Levy-Agron began dancing in 1928, attending a kindergarten with rhythmic classes run by Levin Kipnis. She then joined the Lämel School (often misspelled 'Lemel School'), where she received instruction from dancers based in Tel Aviv; these instructors "were certain that [she] was born to dance". Reflecting on her childhood lessons in 1989, Levy-Agron said that she learned a lot of creativity and improvisation. However, at the time most dance teachers were immigrants who worked in Tel Aviv, and her Lemel teachers soon stopped commuting; Levy-Agron studied under other instructors, all of whom encouraged her, until one helped her go to Tel Aviv to study under Gertrud Kraus. Her parents were not so encouraging of dance, but she continued.

In the early 1940s, Levy-Agron performed in variety shows, receiving warm critical reviews. She began giving solo shows, and crafting nights of cultural recital involving dance, drama, and music. She then traveled to New York to study under Martha Graham, but returned to Israel in 1948 during the war in Palestine. She was the first Israeli-born dancer to train in the United States, doing so under Graham and at the Juilliard School.

===Military service===
In 1948, Levy-Agron began performing for the Israeli troops to boost morale. As part of her service, after the war in Palestine, the American Jewish Joint Distribution Committee sent her to Europe to perform at Displaced persons camps, for post-World War II European Jews who had not been resettled.

==Career==
In 1951, Levy-Agron started the dance program of the Jerusalem Conservatory of Music, following this in 1965 by founding the dance department of the Jerusalem Academy of Music and Dance. She believed that incorporating dance in education would guide a person's spirit, establishing many youth dance troupes in Israel to spread the practice. She choreographed for the young dancers as well as teaching them skills and techniques, with her distinct choreography style based on Biblical narratives and everyday Israeli life. Levy-Agron was also a prominent figure in organizations and societies, with her personality and public appearances said to have helped promote dance in Israel.

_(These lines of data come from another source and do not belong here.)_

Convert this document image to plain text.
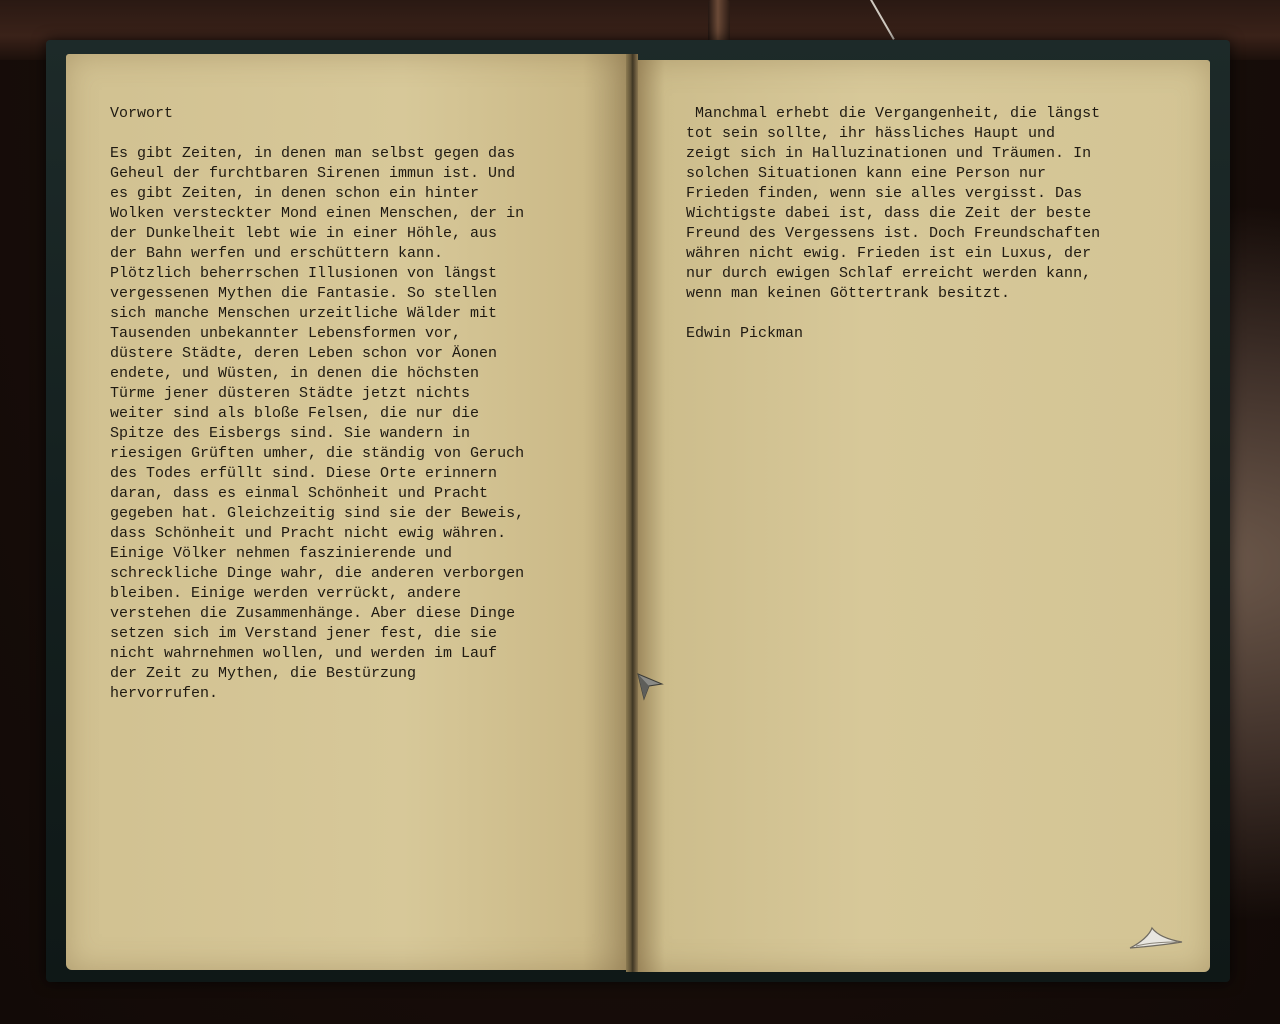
Vorwort

Es gibt Zeiten, in denen man selbst gegen das
Geheul der furchtbaren Sirenen immun ist. Und
es gibt Zeiten, in denen schon ein hinter
Wolken versteckter Mond einen Menschen, der in
der Dunkelheit lebt wie in einer Höhle, aus
der Bahn werfen und erschüttern kann.
Plötzlich beherrschen Illusionen von längst
vergessenen Mythen die Fantasie. So stellen
sich manche Menschen urzeitliche Wälder mit
Tausenden unbekannter Lebensformen vor,
düstere Städte, deren Leben schon vor Äonen
endete, und Wüsten, in denen die höchsten
Türme jener düsteren Städte jetzt nichts
weiter sind als bloße Felsen, die nur die
Spitze des Eisbergs sind. Sie wandern in
riesigen Grüften umher, die ständig von Geruch
des Todes erfüllt sind. Diese Orte erinnern
daran, dass es einmal Schönheit und Pracht
gegeben hat. Gleichzeitig sind sie der Beweis,
dass Schönheit und Pracht nicht ewig währen.
Einige Völker nehmen faszinierende und
schreckliche Dinge wahr, die anderen verborgen
bleiben. Einige werden verrückt, andere
verstehen die Zusammenhänge. Aber diese Dinge
setzen sich im Verstand jener fest, die sie
nicht wahrnehmen wollen, und werden im Lauf
der Zeit zu Mythen, die Bestürzung
hervorrufen.
Manchmal erhebt die Vergangenheit, die längst
tot sein sollte, ihr hässliches Haupt und
zeigt sich in Halluzinationen und Träumen. In
solchen Situationen kann eine Person nur
Frieden finden, wenn sie alles vergisst. Das
Wichtigste dabei ist, dass die Zeit der beste
Freund des Vergessens ist. Doch Freundschaften
währen nicht ewig. Frieden ist ein Luxus, der
nur durch ewigen Schlaf erreicht werden kann,
wenn man keinen Göttertrank besitzt.

Edwin Pickman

Between 1962 and 1967, Levy-Agron directed the Jerusalem Contemporary Dance Company, composed of academy graduates, which performed around the world. In 1978, Levy-Agron was promoted to professor at the academy, and developed a high school matriculation pathway based around dance, which became officially accredited seven years later. She then founded the Springboard Company in 1993, a program to help Academy graduates prepare for professional performance careers.

In 1998 she was awarded the Israel Prize for excellence in stage arts.

==Personal life and death==
She was married to Dani Agron, son of Gershon Agron, part of the Haganah, weapons smuggler for the Israel Defense Forces during the Israel-Palestine war, and co-founder of Israel Aerospace Industries with Shimon Peres. In 1957 they had a son, Amos Agron.

Levy-Agron died peacefully in the afternoon on 22 August 2001.